Fast forward to 2017, when the Splunk Validated Architectures (SVAs) were made public at Splunk’s .conf2017 conference in Washington DC. The validated architectures gave everyone the hard-earned knowledge and wisdom to build a world-class Splunk architecture that suited their needs. The SVAs provided a few notable benefits. First, they allowed customers to standardize their architecture to one that is known and understood by Splunk support. This in turn streamlined troubleshooting sessions and future architecture decisions. Second, this reduced the total cost of ownership (TCO) for Splunk deployments. Because the architectures were tuned for just enough power, but not too much, you no longer had to worry that you had over-provisioned your hardware stack. Third, and maybe most importantly, it allowed you (the Splunk customer) to begin your Splunk journey heading down the right path. You could focus on data onboarding, user training, and content creation in Splunk instead of constantly worrying about your design decisions.
The Splunk SVAs lay out seven architectures, although there are really three that are the most popular. Those three will be what we focus on here, the other four are great…but most people reading this won’t need help figuring those other four out…they will be paying a consultant.
All Splunk components, from indexing, and licensing to searching, are installed on a single server. This is a great way to get started in Splunk if the reasons why you use Splunk are not mission-critical. Because this is a single-server architecture, you will have no redundancy. This means when it comes time to patch Splunk or the OS, Splunk will be offline during that period and no logs will be collected. No one will be able to access Splunk for content and no alerts will be generated during this down period. This single-server SVA is also limited in its capacity to ingest data. Splunk says it will handle ~300GB a day, but that sounds like a made-up number. I would put the number closer to 150GB a day. It is however a really simple deployment with very low overhead.
In this model, the major Splunk components are separated from each other. This establishes the three-tier approach with a separate management plane. The first tier is the collection tier, which includes universal forwarders, heavy forwarders, and all other data sources. The next tier is dedicated to data ingesting and parsing, and it’s called the indexing tier. In this tier, there are two or more “indexer” servers that are centrally managed by an indexer cluster master. The indexer cluster master maintains unified configurations across all of the indexers in the cluster, allowing administrators a simple path toward scaling the index as the need arises. It’s important to remember, the indexer cluster master is a separate Splunk component that is installed on a separate dedicated server (possibly along with other management components like the license master, management console, and deployment server).
This SVA has a single search head, which means that while there is data ingest redundancy provided by the indexer cluster there isn’t any redundancy for search head activities like content creation, report & alert generation, or running queries. This is a very popular architecture that many organizations choose to use because of the redundant data ingest capabilities.
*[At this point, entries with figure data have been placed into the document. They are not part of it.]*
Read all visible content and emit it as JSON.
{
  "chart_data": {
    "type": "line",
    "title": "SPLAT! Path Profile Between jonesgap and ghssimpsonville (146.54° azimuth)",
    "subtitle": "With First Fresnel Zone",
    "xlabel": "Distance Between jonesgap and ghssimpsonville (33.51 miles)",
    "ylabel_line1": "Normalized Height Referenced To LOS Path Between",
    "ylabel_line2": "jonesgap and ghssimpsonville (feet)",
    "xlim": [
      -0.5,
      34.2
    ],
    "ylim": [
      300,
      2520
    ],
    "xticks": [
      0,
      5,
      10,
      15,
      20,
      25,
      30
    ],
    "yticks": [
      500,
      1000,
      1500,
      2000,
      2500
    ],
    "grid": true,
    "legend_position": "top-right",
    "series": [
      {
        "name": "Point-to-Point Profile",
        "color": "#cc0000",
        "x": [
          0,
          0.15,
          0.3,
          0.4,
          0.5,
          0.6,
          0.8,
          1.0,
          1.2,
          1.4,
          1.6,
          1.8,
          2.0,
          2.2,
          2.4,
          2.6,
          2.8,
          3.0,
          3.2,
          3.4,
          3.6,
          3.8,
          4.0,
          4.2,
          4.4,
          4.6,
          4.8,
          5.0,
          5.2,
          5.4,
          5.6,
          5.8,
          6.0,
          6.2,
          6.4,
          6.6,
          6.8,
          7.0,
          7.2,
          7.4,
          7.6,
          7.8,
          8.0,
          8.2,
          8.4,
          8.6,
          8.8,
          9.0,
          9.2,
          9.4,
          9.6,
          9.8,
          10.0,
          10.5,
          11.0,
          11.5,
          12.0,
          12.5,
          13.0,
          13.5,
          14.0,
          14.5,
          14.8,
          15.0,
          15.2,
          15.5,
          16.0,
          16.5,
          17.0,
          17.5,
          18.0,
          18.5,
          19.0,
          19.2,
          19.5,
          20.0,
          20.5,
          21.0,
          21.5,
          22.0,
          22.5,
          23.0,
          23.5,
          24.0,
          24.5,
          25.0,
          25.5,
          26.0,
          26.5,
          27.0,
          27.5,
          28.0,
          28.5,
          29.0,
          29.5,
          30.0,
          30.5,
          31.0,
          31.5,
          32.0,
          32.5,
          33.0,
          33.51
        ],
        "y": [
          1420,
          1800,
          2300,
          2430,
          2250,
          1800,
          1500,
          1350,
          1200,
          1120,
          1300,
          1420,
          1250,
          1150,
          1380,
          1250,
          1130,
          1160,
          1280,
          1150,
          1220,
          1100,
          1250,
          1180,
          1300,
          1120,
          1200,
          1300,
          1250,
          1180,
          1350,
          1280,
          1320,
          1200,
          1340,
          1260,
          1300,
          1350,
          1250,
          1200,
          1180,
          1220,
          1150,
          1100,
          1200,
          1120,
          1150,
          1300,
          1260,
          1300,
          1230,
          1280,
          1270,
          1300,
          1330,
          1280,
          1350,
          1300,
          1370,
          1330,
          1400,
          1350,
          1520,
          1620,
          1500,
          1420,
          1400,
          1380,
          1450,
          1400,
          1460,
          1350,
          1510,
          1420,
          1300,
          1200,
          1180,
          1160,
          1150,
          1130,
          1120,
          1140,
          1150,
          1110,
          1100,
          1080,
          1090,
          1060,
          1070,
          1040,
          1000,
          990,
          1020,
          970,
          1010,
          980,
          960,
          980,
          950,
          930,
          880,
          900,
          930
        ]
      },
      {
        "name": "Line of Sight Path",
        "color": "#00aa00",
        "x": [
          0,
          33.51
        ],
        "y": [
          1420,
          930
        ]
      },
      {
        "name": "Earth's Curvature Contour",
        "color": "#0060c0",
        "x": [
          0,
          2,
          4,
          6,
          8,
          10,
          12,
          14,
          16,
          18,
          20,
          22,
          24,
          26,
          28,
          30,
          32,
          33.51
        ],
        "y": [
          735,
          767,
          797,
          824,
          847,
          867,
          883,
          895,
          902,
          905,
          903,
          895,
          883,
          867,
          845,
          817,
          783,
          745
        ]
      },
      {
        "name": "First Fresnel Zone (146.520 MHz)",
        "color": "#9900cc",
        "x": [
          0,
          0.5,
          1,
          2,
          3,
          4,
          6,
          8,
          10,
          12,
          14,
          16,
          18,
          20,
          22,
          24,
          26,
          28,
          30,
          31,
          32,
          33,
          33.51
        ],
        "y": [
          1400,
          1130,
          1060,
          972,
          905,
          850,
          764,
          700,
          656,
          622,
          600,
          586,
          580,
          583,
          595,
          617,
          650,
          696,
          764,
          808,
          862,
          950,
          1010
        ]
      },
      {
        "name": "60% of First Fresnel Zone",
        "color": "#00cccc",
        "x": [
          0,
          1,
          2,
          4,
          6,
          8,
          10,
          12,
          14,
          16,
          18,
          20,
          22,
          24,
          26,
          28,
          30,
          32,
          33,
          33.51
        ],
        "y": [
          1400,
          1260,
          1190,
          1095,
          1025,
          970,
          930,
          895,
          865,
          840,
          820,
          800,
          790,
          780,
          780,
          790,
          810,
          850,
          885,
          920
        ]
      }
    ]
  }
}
Although there isn’t redundancy in the search head, search head failures are very rare and can be easily resolved with a reboot.
This architecture takes redundancy to the next level by effectively cloning the single-site distributed deployment we just talked about. Not only is each site redundant and able to process data independent of the other sites’ clusters, but there is also a complete set of data replicated between sites. That, coupled with a search head cluster per site provides a measure of redundancy not found in any other SVA. This does however increase the complexity of the deployment, increase the TCO through infrastructure costs, and can make troubleshooting more difficult because of the issues that are common when connecting two remote sites together.
If your organization operates in multiple clouds or on-premises data centers and you have the requirement to deliver Splunk as though it’s a mission-critical app, this SVA is hard to pass on.
I focused this post on reviewing the 3 best SVAs made available through the Splunk white paper, but I would be remiss if I didn’t mention that nearly half of the white paper is dedicated to showcasing the nuances of clustered search head and indexer configurations. If those are topics that you are curious about, be sure to check out the rest of the white paper.